Беззвучно нашептывая что-то, выглядывал поверх бруствера Гайнуллин. Глаза у него округлились, сделались большими. Ни разу не испытав ранее боя, он с тревожным чувством ожидал его.
Застыл опытный, не раз бывавший в переделках Одинцов.
Сзади, за кручей, где находился наблюдательный пункт командира батареи, послышался свистящий рев.

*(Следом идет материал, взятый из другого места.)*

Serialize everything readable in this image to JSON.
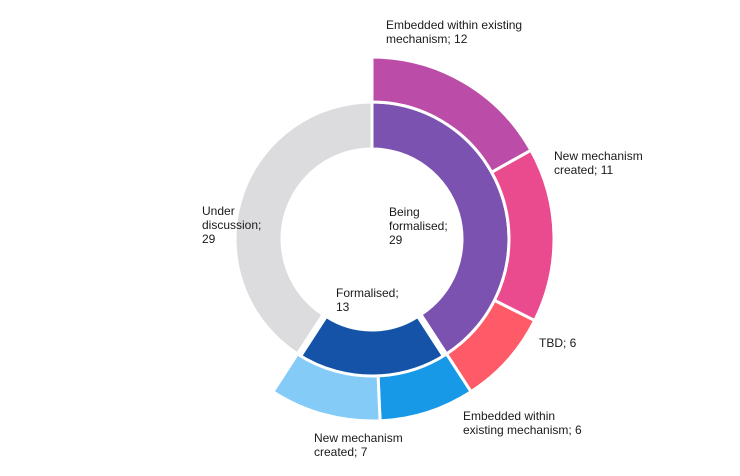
{
  "chart_data": {
    "type": "sunburst",
    "title": "",
    "inner": [
      {
        "name": "Being formalised",
        "value": 29,
        "label": "Being\nformalised;\n29",
        "color": "#7b52b0"
      },
      {
        "name": "Formalised",
        "value": 13,
        "label": "Formalised;\n13",
        "color": "#1453a8"
      },
      {
        "name": "Under discussion",
        "value": 29,
        "label": "Under\ndiscussion;\n29",
        "color": "#dcdcde"
      }
    ],
    "outer": [
      {
        "parent": "Being formalised",
        "name": "Embedded within existing mechanism",
        "value": 12,
        "label": "Embedded within existing\nmechanism; 12",
        "color": "#bb4ca8"
      },
      {
        "parent": "Being formalised",
        "name": "New mechanism created",
        "value": 11,
        "label": "New mechanism\ncreated; 11",
        "color": "#ea4a8e"
      },
      {
        "parent": "Being formalised",
        "name": "TBD",
        "value": 6,
        "label": "TBD; 6",
        "color": "#fe5a67"
      },
      {
        "parent": "Formalised",
        "name": "Embedded within existing mechanism",
        "value": 6,
        "label": "Embedded within\nexisting mechanism; 6",
        "color": "#1899e8"
      },
      {
        "parent": "Formalised",
        "name": "New mechanism created",
        "value": 7,
        "label": "New mechanism\ncreated; 7",
        "color": "#84cbf7"
      }
    ]
  }
}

В небе вспыхнули многочисленные огни, поднялось и стало расти огромное темное облако.
«Катюши» ударили, — догадался Рогачев.
За каналом, по всей площади, где скопилась немецкая пехота и танки, разом вспыхнули всплески огня, беззвучно взметнулись клубы дыма. Потом докатилась, ударила в лицо упругая волна и донесся оглушительный грохот разрывов.
Залп «катюш» пришелся прямо по цели. Все живое было сметено. Земля дымилась. Огонь жадно лизал танки, и от них к небу поднимались черные столбы дыма. Из танков выскакивали люди и бежали к селению. По ним откуда-то справа стреляла невидимая пехота. Оставшиеся машины поспешно отходили.
— Бей, Казанцев! Бей! — исступленно кричал Гайнуллин.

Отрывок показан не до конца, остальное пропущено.